I am so honored by every email I receive from brave OCD sufferers willing to share their story, but after about 2,500 emails in the course of a couple years, it was beginning to be more than I could handle. I’m not a professional, not equipped to handle so much pain being handed to me over and over and over. Eventually I had to take my email address off my website and write a generic but heartfelt letter to all OCD sufferers with my best advice to them: find a skilled ERP therapist or do ERP on your own with a book to guide you. For so long, I wanted to be everyone’s cheerleader, to cheer them on to health—but it wasn’t healthy for me! It was a hard decision to step back, but I needed to be a writer and blogger and OCD survivor, and let that be enough.
Your young adult novel, Truest, will be released by Harper-Collins September 1 this year. But before Truest you wrote a novel about OCD, which you share on your blog. How did you decide to write a book about such a personal experience, even as fiction? Did you find it therapeutic?

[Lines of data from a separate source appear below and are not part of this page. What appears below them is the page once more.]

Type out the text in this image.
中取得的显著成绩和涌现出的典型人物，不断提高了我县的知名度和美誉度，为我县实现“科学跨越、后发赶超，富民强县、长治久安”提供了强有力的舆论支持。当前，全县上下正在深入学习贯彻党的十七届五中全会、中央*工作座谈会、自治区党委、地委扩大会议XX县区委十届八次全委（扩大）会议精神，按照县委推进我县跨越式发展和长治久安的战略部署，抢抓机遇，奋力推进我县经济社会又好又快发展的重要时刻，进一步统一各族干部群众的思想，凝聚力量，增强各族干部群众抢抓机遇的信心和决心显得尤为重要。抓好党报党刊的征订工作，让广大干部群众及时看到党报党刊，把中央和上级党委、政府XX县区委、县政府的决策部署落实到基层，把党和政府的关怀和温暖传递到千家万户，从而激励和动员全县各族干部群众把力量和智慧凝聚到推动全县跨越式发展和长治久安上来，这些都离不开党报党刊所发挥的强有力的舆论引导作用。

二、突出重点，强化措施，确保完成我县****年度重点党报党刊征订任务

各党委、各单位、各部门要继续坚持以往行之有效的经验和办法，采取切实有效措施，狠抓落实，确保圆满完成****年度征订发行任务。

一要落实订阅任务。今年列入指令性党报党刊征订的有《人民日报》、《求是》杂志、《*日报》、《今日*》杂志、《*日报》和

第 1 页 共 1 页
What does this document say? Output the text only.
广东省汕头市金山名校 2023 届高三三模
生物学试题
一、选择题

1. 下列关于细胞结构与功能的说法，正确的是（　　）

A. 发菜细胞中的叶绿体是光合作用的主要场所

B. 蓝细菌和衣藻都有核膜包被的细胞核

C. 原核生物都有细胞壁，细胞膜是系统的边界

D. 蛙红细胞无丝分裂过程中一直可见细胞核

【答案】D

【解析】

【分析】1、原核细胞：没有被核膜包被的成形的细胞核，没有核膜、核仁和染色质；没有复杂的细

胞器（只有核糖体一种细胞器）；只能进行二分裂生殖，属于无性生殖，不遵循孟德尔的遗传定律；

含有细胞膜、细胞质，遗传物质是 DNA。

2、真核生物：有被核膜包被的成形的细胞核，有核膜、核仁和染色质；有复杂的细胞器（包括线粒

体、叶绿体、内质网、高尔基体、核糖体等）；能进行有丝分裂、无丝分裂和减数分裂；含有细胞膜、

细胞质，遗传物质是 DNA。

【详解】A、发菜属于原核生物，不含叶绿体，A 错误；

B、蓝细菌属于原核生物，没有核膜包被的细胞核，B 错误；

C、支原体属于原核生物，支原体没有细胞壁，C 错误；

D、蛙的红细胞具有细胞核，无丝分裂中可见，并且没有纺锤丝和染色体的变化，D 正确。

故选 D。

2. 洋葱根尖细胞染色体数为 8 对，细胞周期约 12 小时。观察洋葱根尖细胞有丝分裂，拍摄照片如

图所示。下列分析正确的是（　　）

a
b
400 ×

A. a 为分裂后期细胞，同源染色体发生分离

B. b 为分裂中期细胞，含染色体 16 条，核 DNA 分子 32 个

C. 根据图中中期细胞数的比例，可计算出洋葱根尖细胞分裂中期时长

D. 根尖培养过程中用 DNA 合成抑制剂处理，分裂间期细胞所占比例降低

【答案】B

It was very therapeutic. In fact, it helped me to understand what had really happened during ERP therapy! Though that book will never see the light of day, I’m writing another young adult novel now about a character with OCD. It’s interesting to be writing fiction about OCD again. I don’t always like it. But I love the characters and am excited that it might shed some light on OCD for teens.
If you could give someone with OCD just one piece of advice, what would it be?
ERP, ERP, ERP!
Reblogged this on Jackie Lea Sommers and commented:
Alison Dotson, president of OCD Twin Cities, interviews me today on her blog!
Great interview, Alison and Jackie! How inspiring………and my favorite Q&A is the very last one!
Haha, I’m not surprised!! ERP for the win!
Ah I LOVE this Jackie! (Thanks for doing the interview Alison!). Step by step through this interview I was right there with you and I wholeheartedly agree. I hate that people suffer in silence and I hate that so many professionals (Christian or secular) do not know how to properly treat OCD. Slowly, the OCD community is getting the word out and more and more people are finding their way through the painful forest.